Michael Wodhull, in "The Use of Poetry" 1798; Poetical Register for 1806-07 (1811) 370-71 & n.



The youthful Akenside's illustrious morn,
When he, th' apostate Statesman to appall,
Chose for his theme the haughty Strafford's fall,
Or dar'd with manly spirit to unfold
"What day the people's stern decree is told
To unbelieving Kings;" devoid of power,
Soon shrunk unnerv'd in his meridian power,
All "Ashley's wisdom," join'd with "Hampden's arms,"
Then from his page effac'd, had lost its charms,
The Heaven-born Muse descended from her sphere,
His parting lays were tun'd for Dyson's ear.

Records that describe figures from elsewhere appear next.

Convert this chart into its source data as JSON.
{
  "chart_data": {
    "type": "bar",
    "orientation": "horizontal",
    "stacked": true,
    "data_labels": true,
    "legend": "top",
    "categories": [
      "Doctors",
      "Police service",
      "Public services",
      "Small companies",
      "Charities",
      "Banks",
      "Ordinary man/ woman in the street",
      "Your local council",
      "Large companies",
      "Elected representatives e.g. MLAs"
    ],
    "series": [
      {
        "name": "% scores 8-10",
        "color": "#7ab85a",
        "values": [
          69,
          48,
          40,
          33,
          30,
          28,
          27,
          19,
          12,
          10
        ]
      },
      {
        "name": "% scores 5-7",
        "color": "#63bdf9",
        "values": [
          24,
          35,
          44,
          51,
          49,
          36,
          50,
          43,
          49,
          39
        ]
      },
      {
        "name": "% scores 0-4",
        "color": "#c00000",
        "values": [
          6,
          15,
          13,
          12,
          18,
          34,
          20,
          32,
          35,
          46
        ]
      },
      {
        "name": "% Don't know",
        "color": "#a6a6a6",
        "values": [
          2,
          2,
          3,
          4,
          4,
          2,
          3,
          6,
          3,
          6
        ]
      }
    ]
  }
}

* Most of Dr. Akenside's Poems were written in his youth: he died at the age of forty-nine, having been several years before appointed one of the Queen's Physicians. The passages noticed may be found in his Odes to the Right Honourable Charles Townsend, to Dr. Hardinge, and on leaving Holland, in which the excellent author of the Characteristics, originally the object of his panegyric, is now passed over in silence; "Ashley's Wisdom" being effaced, to make room for "Somers' Counsels." In the posthumous edition, published 1772, we find the Pleasures of Imagination much garbled, and dedicated to Jeremiah Dyson, Esq.